Didul haussa les épaules. « Certains, oui. La plupart.

— La situation est aussi terrible que la réunion l’a laissé entendre ?

— Pire.

— Je ne tiens pas à recourir à la loi pour obtenir l’obéissance.

— De toute façon, ça ne marcherait pas. Tout ce dont la loi est capable, c’est de modifier le comportement des gens quand ils se savent observés. Comme tu me l’as enseigné dans la terre de Chelem, le fouet est impuissant devant le cœur résolu.

— Exact. Mais que vais-je dire à Motiak ? Qu’il faut en revenir à l’ancien système parce que les gens refusent de respecter une prêtrise sans roi à sa tête ?

— Non, pas ça.

— Ou pire, lui dire qu’il faut renoncer à enseigner les préceptes du Gardien ? Mais j’ai relu les rêves des Héros tels que Nafai et Oykib les ont inscrits dans les anciens livres et je n’y trouve toujours qu’un seul et même sens : le Gardien désire que nous formions un peuple unique, nous, les trois espèces, les deux sexes, les riches et les pauvres. Comment puis-je refuser cette mission ?

— Tu ne peux pas, fit Didul en plaquant une galette sur la pierre grésillante.

— Mais si nous forcions tout le monde à vivre ensemble…

— Ce serait absurde. Les anges ne peuvent pas vivre dans des terriers, ni les fouisseurs dormir la tête en bas accrochés à des perchoirs.

— Quant aux humains, ils ont une terreur innée des espaces clos comme des hauteurs.

— Conclusion : nous devons continuer à essayer de les persuader, trancha Didul.

— Alors il n’y a plus d’espoir. » Akmaro retourna une galette. « Déjà que je n’arrive pas à te convaincre de prendre femme, ni de m’expliquer pourquoi tu refuses.

— Tu ne vois donc pas pourquoi ? Regarde dans quelle misère je vis !

— Eh bien, épouse une femme prête à travailler dur et aussi peu intéressée par les richesses que toi.

— Combien y en a-t-il de cette sorte ?

— J’en connais beaucoup. Mon épouse est comme ça. Ma fille aussi. »

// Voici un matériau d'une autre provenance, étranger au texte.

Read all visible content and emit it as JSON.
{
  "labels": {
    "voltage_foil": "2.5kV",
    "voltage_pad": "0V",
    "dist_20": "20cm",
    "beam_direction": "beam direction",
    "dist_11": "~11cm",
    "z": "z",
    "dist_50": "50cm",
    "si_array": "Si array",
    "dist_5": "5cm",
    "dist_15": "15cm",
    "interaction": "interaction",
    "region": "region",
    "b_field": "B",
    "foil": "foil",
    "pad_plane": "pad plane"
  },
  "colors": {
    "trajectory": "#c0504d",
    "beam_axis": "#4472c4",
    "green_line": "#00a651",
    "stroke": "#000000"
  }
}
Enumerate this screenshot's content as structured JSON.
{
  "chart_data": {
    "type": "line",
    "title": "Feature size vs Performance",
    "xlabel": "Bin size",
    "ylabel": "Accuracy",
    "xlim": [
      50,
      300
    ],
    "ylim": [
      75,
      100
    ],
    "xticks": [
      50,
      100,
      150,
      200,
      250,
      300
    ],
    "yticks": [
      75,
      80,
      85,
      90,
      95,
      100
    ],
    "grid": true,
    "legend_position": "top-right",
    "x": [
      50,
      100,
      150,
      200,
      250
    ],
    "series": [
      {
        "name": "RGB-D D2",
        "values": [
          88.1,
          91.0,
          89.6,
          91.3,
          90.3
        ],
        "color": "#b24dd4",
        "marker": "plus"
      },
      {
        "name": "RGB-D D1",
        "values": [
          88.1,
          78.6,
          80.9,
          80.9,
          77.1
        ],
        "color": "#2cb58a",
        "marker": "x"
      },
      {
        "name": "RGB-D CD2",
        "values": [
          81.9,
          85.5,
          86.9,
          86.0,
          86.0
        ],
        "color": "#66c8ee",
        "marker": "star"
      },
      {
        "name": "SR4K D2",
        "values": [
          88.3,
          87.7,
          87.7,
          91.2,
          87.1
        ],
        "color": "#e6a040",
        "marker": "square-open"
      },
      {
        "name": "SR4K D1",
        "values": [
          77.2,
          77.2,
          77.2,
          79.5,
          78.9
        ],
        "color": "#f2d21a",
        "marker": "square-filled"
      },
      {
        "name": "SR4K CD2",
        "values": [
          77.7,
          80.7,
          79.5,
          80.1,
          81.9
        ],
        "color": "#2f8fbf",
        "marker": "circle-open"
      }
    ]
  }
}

Didul rougit et Akmaro comprit aussitôt. « Ma fille ! C’est ça, n’est-ce pas ? Tu viens quatre fois par an à Darakemba pour t’entretenir avec moi – et tu es tombé amoureux de ma fille ! »

Didul secoua la tête, cherchant à nier.

« Mais enfin, jeune imbécile, pourquoi ne lui as-tu rien dit ? Elle n’est pas bête, elle a dû remarquer ton intelligence, ta gentillesse, et aussi, du moins c’est ce que m’ont dit des femmes de mon entourage, que tu es sans doute le plus joli garçon de Darakemba !

— Comment puis-je lui parler ?

— Je te suggère d’utiliser une colonne d’air montant de tes poumons, que tu transformerais en voyelles et en consonnes à l’aide de tes lèvres, de ta langue et de tes dents.

— Dans notre enfance, je l’ai tourmentée. Je l’ai humiliée, ainsi qu’Akma, devant tout le monde.